Many authorities (for which possibly read “science majors who
don’t have a date on a Friday”) have tried at various times, mostly for
purposes of amusement, to compute how much it would cost in
materials to build a human. Perhaps the most respectable and
comprehensive attempt of recent years was done by Britain’s Royal
Society of Chemistry when, as part of the 2013 Cambridge Science
Festival, it calculated how much it would cost to assemble all the
elements necessary to build the actor Benedict Cumberbatch.
(Cumberbatch was the guest director of the festival that year and
was, conveniently, a typically sized human.)
Altogether, according to RSC calculations, fifty-nine elements are
needed to construct a human being. Six of these—carbon, oxygen,
hydrogen, nitrogen, calcium, and phosphorus—account for
99.1 percent of what makes us, but much of the rest is a bit
unexpected. Who would have thought that we would be incomplete
without some molybdenum inside us, or vanadium, manganese, tin,
and copper? Our requirements for some of these, it must be said, are
surpassingly modest and are measured in parts per million or even
parts per billion. We need, for instance, just 20 atoms of cobalt and
30 of chromium for every 999,999,999½ atoms of everything else.
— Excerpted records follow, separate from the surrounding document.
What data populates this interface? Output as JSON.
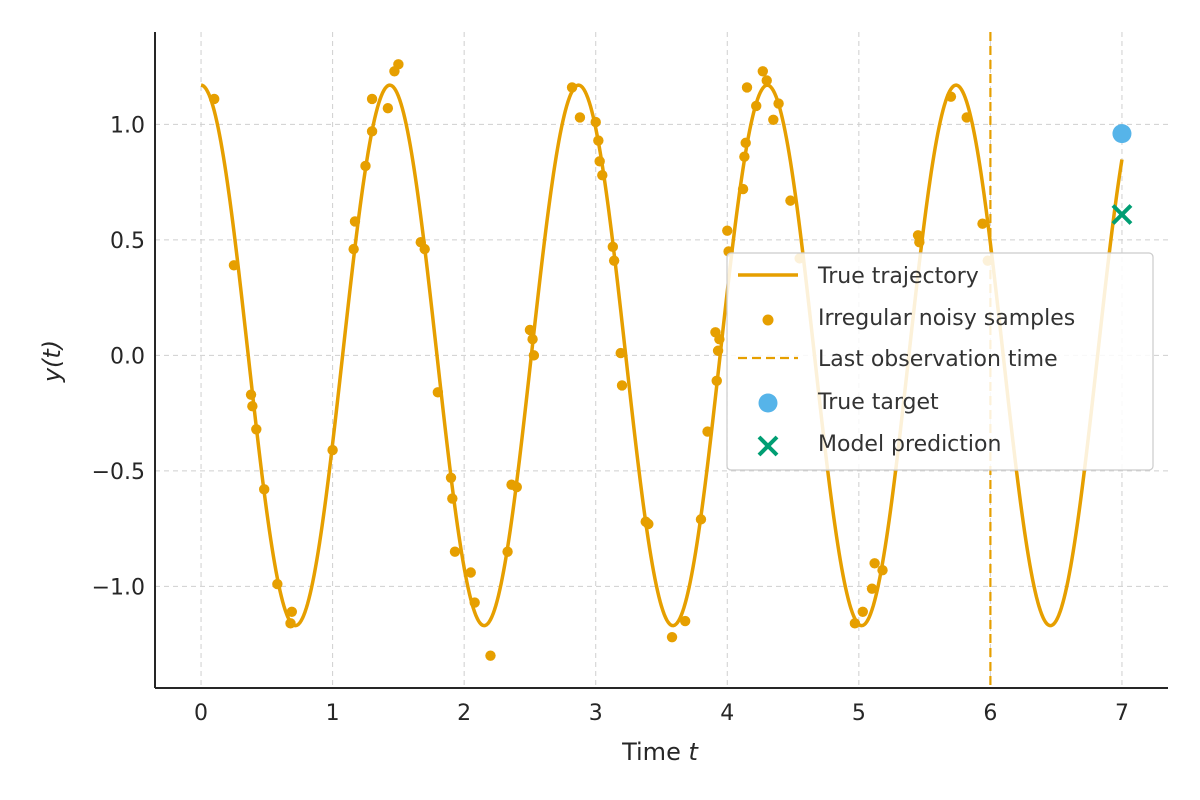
{
  "chart_data": {
    "type": "line",
    "title": "",
    "xlabel_prefix": "Time ",
    "xlabel_var": "t",
    "ylabel": "y(t)",
    "xlim": [
      -0.35,
      7.35
    ],
    "ylim": [
      -1.44,
      1.4
    ],
    "xticks": [
      0,
      1,
      2,
      3,
      4,
      5,
      6,
      7
    ],
    "xtick_labels": [
      "0",
      "1",
      "2",
      "3",
      "4",
      "5",
      "6",
      "7"
    ],
    "yticks": [
      1.0,
      0.5,
      0.0,
      -0.5,
      -1.0
    ],
    "ytick_labels": [
      "1.0",
      "0.5",
      "0.0",
      "−0.5",
      "−1.0"
    ],
    "grid": true,
    "legend_position": "right",
    "colors": {
      "trajectory": "#E69F00",
      "samples": "#E69F00",
      "last_obs": "#E69F00",
      "target": "#56B4E9",
      "prediction": "#009E73"
    },
    "series": [
      {
        "name": "True trajectory",
        "kind": "line",
        "amplitude": 1.17,
        "frequency_hz": 0.697,
        "x_range": [
          0,
          7
        ],
        "model": "y = 1.17 * cos(2*pi*0.697*t)"
      },
      {
        "name": "Irregular noisy samples",
        "kind": "scatter",
        "points": [
          [
            0.1,
            1.11
          ],
          [
            0.25,
            0.39
          ],
          [
            0.38,
            -0.17
          ],
          [
            0.39,
            -0.22
          ],
          [
            0.42,
            -0.32
          ],
          [
            0.48,
            -0.58
          ],
          [
            0.58,
            -0.99
          ],
          [
            0.68,
            -1.16
          ],
          [
            0.69,
            -1.11
          ],
          [
            1.0,
            -0.41
          ],
          [
            1.16,
            0.46
          ],
          [
            1.17,
            0.58
          ],
          [
            1.25,
            0.82
          ],
          [
            1.3,
            0.97
          ],
          [
            1.3,
            1.11
          ],
          [
            1.42,
            1.07
          ],
          [
            1.47,
            1.23
          ],
          [
            1.5,
            1.26
          ],
          [
            1.67,
            0.49
          ],
          [
            1.7,
            0.46
          ],
          [
            1.8,
            -0.16
          ],
          [
            1.9,
            -0.53
          ],
          [
            1.91,
            -0.62
          ],
          [
            1.93,
            -0.85
          ],
          [
            2.05,
            -0.94
          ],
          [
            2.08,
            -1.07
          ],
          [
            2.2,
            -1.3
          ],
          [
            2.33,
            -0.85
          ],
          [
            2.36,
            -0.56
          ],
          [
            2.4,
            -0.57
          ],
          [
            2.5,
            0.11
          ],
          [
            2.52,
            0.07
          ],
          [
            2.53,
            0.0
          ],
          [
            2.82,
            1.16
          ],
          [
            2.88,
            1.03
          ],
          [
            3.0,
            1.01
          ],
          [
            3.02,
            0.93
          ],
          [
            3.03,
            0.84
          ],
          [
            3.05,
            0.78
          ],
          [
            3.13,
            0.47
          ],
          [
            3.14,
            0.41
          ],
          [
            3.19,
            0.01
          ],
          [
            3.2,
            -0.13
          ],
          [
            3.38,
            -0.72
          ],
          [
            3.4,
            -0.73
          ],
          [
            3.58,
            -1.22
          ],
          [
            3.68,
            -1.15
          ],
          [
            3.8,
            -0.71
          ],
          [
            3.85,
            -0.33
          ],
          [
            3.91,
            0.1
          ],
          [
            3.92,
            -0.11
          ],
          [
            3.93,
            0.02
          ],
          [
            3.94,
            0.07
          ],
          [
            4.0,
            0.54
          ],
          [
            4.01,
            0.45
          ],
          [
            4.12,
            0.72
          ],
          [
            4.13,
            0.86
          ],
          [
            4.14,
            0.92
          ],
          [
            4.15,
            1.16
          ],
          [
            4.22,
            1.08
          ],
          [
            4.27,
            1.23
          ],
          [
            4.3,
            1.19
          ],
          [
            4.35,
            1.02
          ],
          [
            4.39,
            1.09
          ],
          [
            4.48,
            0.67
          ],
          [
            4.55,
            0.42
          ],
          [
            4.97,
            -1.16
          ],
          [
            5.03,
            -1.11
          ],
          [
            5.1,
            -1.01
          ],
          [
            5.12,
            -0.9
          ],
          [
            5.18,
            -0.93
          ],
          [
            5.45,
            0.52
          ],
          [
            5.46,
            0.49
          ],
          [
            5.7,
            1.12
          ],
          [
            5.82,
            1.03
          ],
          [
            5.94,
            0.57
          ],
          [
            5.98,
            0.41
          ]
        ]
      },
      {
        "name": "Last observation time",
        "kind": "vline",
        "x": 6.0
      },
      {
        "name": "True target",
        "kind": "marker",
        "x": 7.0,
        "y": 0.96
      },
      {
        "name": "Model prediction",
        "kind": "marker",
        "x": 7.0,
        "y": 0.61
      }
    ]
  }
}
The biggest component in any human, filling 61 percent of
available space, is oxygen. It may seem a touch counterintuitive that
we are almost two-thirds composed of an odorless gas. The reason
we are not light and bouncy like a balloon is that the oxygen is mostly
bound up with hydrogen (which accounts for another 10 percent of
you) to make water—and water, as you will know if you have ever
tried to move a wading pool or just walked around in really wet
clothes, is surprisingly heavy.
It is a little ironic that two of the
lightest things in nature, oxygen and hydrogen, when combined form
one of the heaviest, but that’s nature for you. Oxygen and hydrogen
are also two of the cheaper elements within you. All your oxygen will
set you back just $14 and your hydrogen a little over $26 (assuming
you are about the size of Benedict Cumberbatch). Your nitrogen (2.6
percent of you) is a better value still at just forty cents for a body’s
worth. But after that it gets pretty expensive.